また、さらなる事業規模の拡大を狙って物件を買い増すときは、最初から仕組みをつくっていく作業が必要です。
仕組みを整えた後は自動操縦で運営するという意味では不労所得ともいえますが、「最初からお金を生み出す自動販売機が買える」ということはないのです。
日本では、家賃収入を「不労所得」といいますが、アメリカでは「受動所得」または「ポートフォリオ所得」という言い方をします。
長期的に賃貸事業としてやっていくことを考えると、不労ではなく受動所得のほうがしっくりくるのではないでしょうか。
また、融資の特性上、個人の属性で融資をしていることもあり、サラリーマンを辞めたことによって、購入が厳しくなることもあります。
すでに購入した物件だけで安定的に家賃収入を得るという考えもありますが、それは間違いです。持ち続けている以上は建物が老朽化していきますので、小規模の修繕から大規模修繕なども考慮しなくてはいけません。出口で初めて利益が確定します。不動産投資は出口を考えながら資産を組み替える手法が正しいやり方です。
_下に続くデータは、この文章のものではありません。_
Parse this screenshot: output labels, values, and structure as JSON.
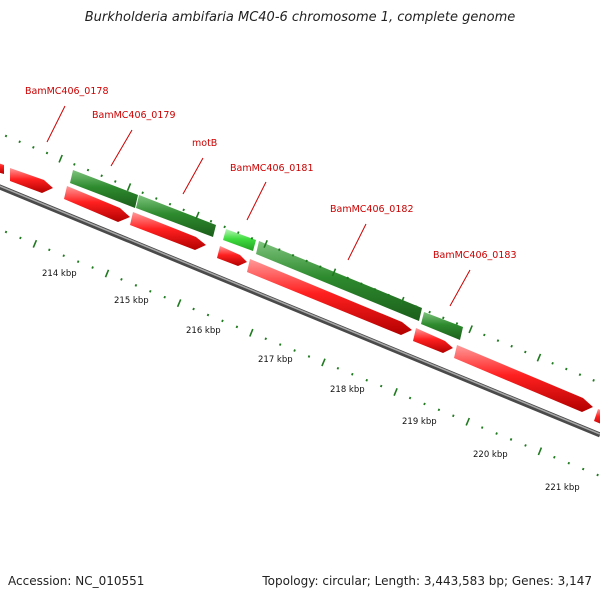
{
  "title": "Burkholderia ambifaria MC40-6 chromosome 1, complete genome",
  "footer": {
    "accession": "Accession: NC_010551",
    "summary": "Topology: circular; Length: 3,443,583 bp; Genes: 3,147"
  },
  "colors": {
    "label_red": "#cc0000",
    "gene_red": "#ff1a1a",
    "gene_dark_green": "#2e8b2e",
    "gene_light_green": "#44dd44",
    "backbone": "#7a7a7a",
    "tick_green": "#1f7a1f"
  },
  "gene_labels": [
    {
      "text": "BamMC406_0178"
    },
    {
      "text": "BamMC406_0179"
    },
    {
      "text": "motB"
    },
    {
      "text": "BamMC406_0181"
    },
    {
      "text": "BamMC406_0182"
    },
    {
      "text": "BamMC406_0183"
    }
  ],
  "ticks": [
    {
      "label": "214 kbp"
    },
    {
      "label": "215 kbp"
    },
    {
      "label": "216 kbp"
    },
    {
      "label": "217 kbp"
    },
    {
      "label": "218 kbp"
    },
    {
      "label": "219 kbp"
    },
    {
      "label": "220 kbp"
    },
    {
      "label": "221 kbp"
    }
  ]
}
不動産投資の特徴は、レバレッジが効き少ない資金で投資ができることで、将来にわたり購入当時の収入が安定的に入ってくる投資ではありません。
安定的に収入が入ってくる投資としては投資信託などを選択されるのもよいかもしれません。不動産投資とは違いレバレッジが効かないため、ある程度の資金が必要であるためCCR(自己資本利益率)が低くなりますが、換金性は高いため組み替えも容易であるのが特徴です。
2つ目は「私のやり方を真似すれば成功します」という言葉です。
初心者がよく誤解してしまうのは、次のようなケースです。
「物件を何棟も所有している」「本をたくさん出している」「投資歴が長い」。その結果、「すごい・偉い・成功している」そんな風に思ってしまいがちです。
サラリーマン投資家という言葉がまだ世の中に浸透していない十数年前から投資をスタートしていただけで、実際はそんなに儲かっていないのでは?と思われる人も実際にいます。
究極的にいえば、物件を売却しない限り、利益を確定することはできないのです。購入・運用・売却――これらを繰り返して資産の組み替えをしながら、結果的にどれだけ儲かったかということが大事なのです。
また、不動産投資における成功の着地点は、人それぞれです。まったく同じ条件の物件が存在しないのと同様に、不動産投資のやり方は多種多様です。有名投資家の手法をそっくりそのまま真似することは不可能ですし、仮に真似することができたとしても、それが自分にとって最良のやり方だとは限りません。